Nous pouvons donc nous demander si ces contenus ont été précédemment enseignés ou s’ils ne font que l’objet d’une mobilisation dans les activités.

Il est intéressant de noter qu’une des enseignantes sort un peu du lot, M.P., car trois processus sont fortement présents dans ses activités : les processus et connaissances concernant les sociabilités de l’écrit, les processus de déchiffrage et d’identification des mots, et les connaissances linguistiques. De plus, elle est la seule à mettre en avant l’acculturation des élèves à l’écrit dans ses activités et les processus d’anticipation, de projection et d’évaluation.

Concernant l’ensemble des données pour cette période du recueil, nous constatons donc que les pratiques sont assez distinctes les unes des autres.
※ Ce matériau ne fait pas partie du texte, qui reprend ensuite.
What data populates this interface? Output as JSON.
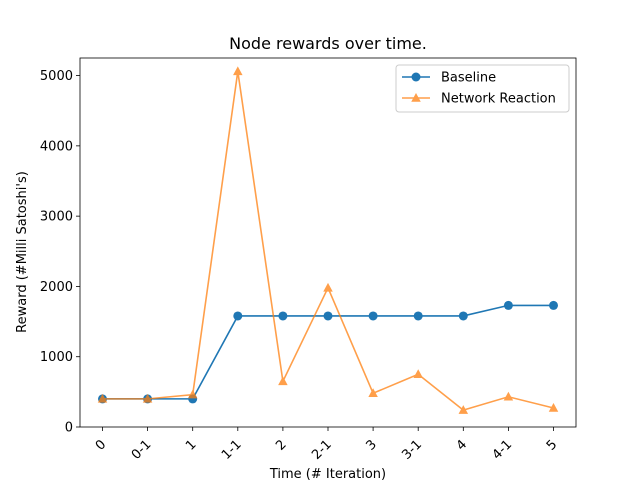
{
  "chart_data": {
    "type": "line",
    "title": "Node rewards over time.",
    "xlabel": "Time (# Iteration)",
    "ylabel": "Reward (#Milli Satoshi's)",
    "categories": [
      "0",
      "0-1",
      "1",
      "1-1",
      "2",
      "2-1",
      "3",
      "3-1",
      "4",
      "4-1",
      "5"
    ],
    "ylim": [
      0,
      5250
    ],
    "yticks": [
      0,
      1000,
      2000,
      3000,
      4000,
      5000
    ],
    "grid": false,
    "legend_position": "top-right",
    "series": [
      {
        "name": "Baseline",
        "color": "#1f77b4",
        "marker": "circle",
        "values": [
          400,
          400,
          400,
          1580,
          1580,
          1580,
          1580,
          1580,
          1580,
          1730,
          1730
        ]
      },
      {
        "name": "Network Reaction",
        "color": "#ff7f0e",
        "marker": "triangle",
        "values": [
          400,
          400,
          460,
          5060,
          650,
          1980,
          480,
          750,
          240,
          430,
          270
        ]
      }
    ]
  }
}
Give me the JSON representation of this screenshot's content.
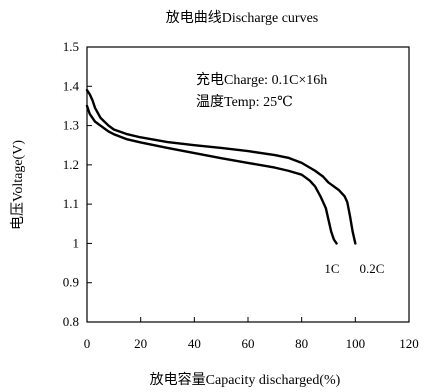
{
  "chart_data": {
    "type": "line",
    "title": "放电曲线Discharge curves",
    "xlabel": "放电容量Capacity discharged(%)",
    "ylabel": "电压Voltage(V)",
    "xlim": [
      0,
      120
    ],
    "ylim": [
      0.8,
      1.5
    ],
    "xticks": [
      "0",
      "20",
      "40",
      "60",
      "80",
      "100",
      "120"
    ],
    "yticks": [
      "0.8",
      "0.9",
      "1",
      "1.1",
      "1.2",
      "1.3",
      "1.4",
      "1.5"
    ],
    "xtick_values": [
      0,
      20,
      40,
      60,
      80,
      100,
      120
    ],
    "ytick_values": [
      0.8,
      0.9,
      1.0,
      1.1,
      1.2,
      1.3,
      1.4,
      1.5
    ],
    "grid": false,
    "annotations": [
      "充电Charge: 0.1C×16h",
      "温度Temp: 25℃"
    ],
    "series": [
      {
        "name": "1C",
        "x": [
          0,
          1,
          3,
          5,
          8,
          10,
          15,
          20,
          30,
          40,
          50,
          60,
          70,
          75,
          80,
          83,
          85,
          87,
          89,
          90,
          91,
          92,
          93
        ],
        "y": [
          1.35,
          1.33,
          1.31,
          1.3,
          1.285,
          1.278,
          1.265,
          1.257,
          1.243,
          1.23,
          1.217,
          1.205,
          1.193,
          1.185,
          1.175,
          1.16,
          1.145,
          1.12,
          1.09,
          1.06,
          1.03,
          1.01,
          1.0
        ]
      },
      {
        "name": "0.2C",
        "x": [
          0,
          1,
          2,
          3,
          5,
          8,
          10,
          15,
          20,
          30,
          40,
          50,
          60,
          70,
          75,
          80,
          85,
          88,
          90,
          92,
          94,
          96,
          97,
          98,
          99,
          100
        ],
        "y": [
          1.39,
          1.38,
          1.365,
          1.345,
          1.32,
          1.3,
          1.29,
          1.278,
          1.27,
          1.258,
          1.25,
          1.243,
          1.235,
          1.225,
          1.218,
          1.205,
          1.185,
          1.17,
          1.155,
          1.145,
          1.135,
          1.12,
          1.105,
          1.07,
          1.03,
          1.0
        ]
      }
    ]
  }
}
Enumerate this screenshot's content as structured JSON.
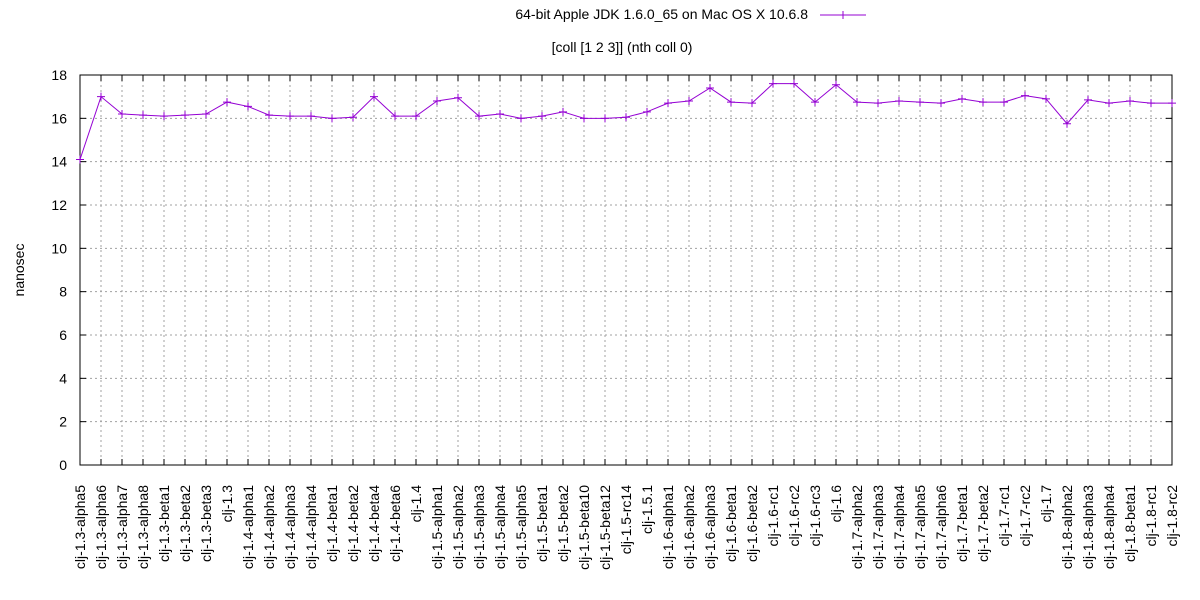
{
  "chart_data": {
    "type": "line",
    "title": "[coll [1 2 3]] (nth coll 0)",
    "ylabel": "nanosec",
    "xlabel": "",
    "ylim": [
      0,
      18
    ],
    "yticks": [
      0,
      2,
      4,
      6,
      8,
      10,
      12,
      14,
      16,
      18
    ],
    "grid": true,
    "legend_position": "top",
    "categories": [
      "clj-1.3-alpha5",
      "clj-1.3-alpha6",
      "clj-1.3-alpha7",
      "clj-1.3-alpha8",
      "clj-1.3-beta1",
      "clj-1.3-beta2",
      "clj-1.3-beta3",
      "clj-1.3",
      "clj-1.4-alpha1",
      "clj-1.4-alpha2",
      "clj-1.4-alpha3",
      "clj-1.4-alpha4",
      "clj-1.4-beta1",
      "clj-1.4-beta2",
      "clj-1.4-beta4",
      "clj-1.4-beta6",
      "clj-1.4",
      "clj-1.5-alpha1",
      "clj-1.5-alpha2",
      "clj-1.5-alpha3",
      "clj-1.5-alpha4",
      "clj-1.5-alpha5",
      "clj-1.5-beta1",
      "clj-1.5-beta2",
      "clj-1.5-beta10",
      "clj-1.5-beta12",
      "clj-1.5-rc14",
      "clj-1.5.1",
      "clj-1.6-alpha1",
      "clj-1.6-alpha2",
      "clj-1.6-alpha3",
      "clj-1.6-beta1",
      "clj-1.6-beta2",
      "clj-1.6-rc1",
      "clj-1.6-rc2",
      "clj-1.6-rc3",
      "clj-1.6",
      "clj-1.7-alpha2",
      "clj-1.7-alpha3",
      "clj-1.7-alpha4",
      "clj-1.7-alpha5",
      "clj-1.7-alpha6",
      "clj-1.7-beta1",
      "clj-1.7-beta2",
      "clj-1.7-rc1",
      "clj-1.7-rc2",
      "clj-1.7",
      "clj-1.8-alpha2",
      "clj-1.8-alpha3",
      "clj-1.8-alpha4",
      "clj-1.8-beta1",
      "clj-1.8-rc1",
      "clj-1.8-rc2"
    ],
    "series": [
      {
        "name": "64-bit Apple JDK 1.6.0_65 on Mac OS X 10.6.8",
        "color": "#9400d3",
        "values": [
          14.1,
          17.0,
          16.2,
          16.15,
          16.1,
          16.15,
          16.2,
          16.75,
          16.55,
          16.15,
          16.1,
          16.1,
          16.0,
          16.05,
          17.0,
          16.1,
          16.1,
          16.8,
          16.95,
          16.1,
          16.2,
          16.0,
          16.1,
          16.3,
          16.0,
          16.0,
          16.05,
          16.3,
          16.7,
          16.8,
          17.4,
          16.75,
          16.7,
          17.6,
          17.6,
          16.75,
          17.55,
          16.75,
          16.7,
          16.8,
          16.75,
          16.7,
          16.9,
          16.75,
          16.75,
          17.05,
          16.9,
          15.75,
          16.85,
          16.7,
          16.8,
          16.7,
          16.7
        ]
      }
    ]
  }
}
Cependant, certains processus et connaissances sont pas/peu mis en œuvre dans les activités proposées par les trois enseignantes, comme les connaissances pour l’identification des mots, les connaissances sur le genre textuel, les connaissances thématiques, encyclopédiques ainsi que les processus d’anticipation, de projection, et d’évaluation.

L’accent, durant cette période du recueil, est davantage mis sur le processus de représentation des significations du texte. Les enseignantes insistent donc sur la construction d’un tout cohérent. Par conséquent, nous sommes tentés à dire ici que ce contenu est privilégié durant cette période car il s’agit du seul contenu abordé par les trois enseignantes, aussi bien en construction qu’en mobilisation.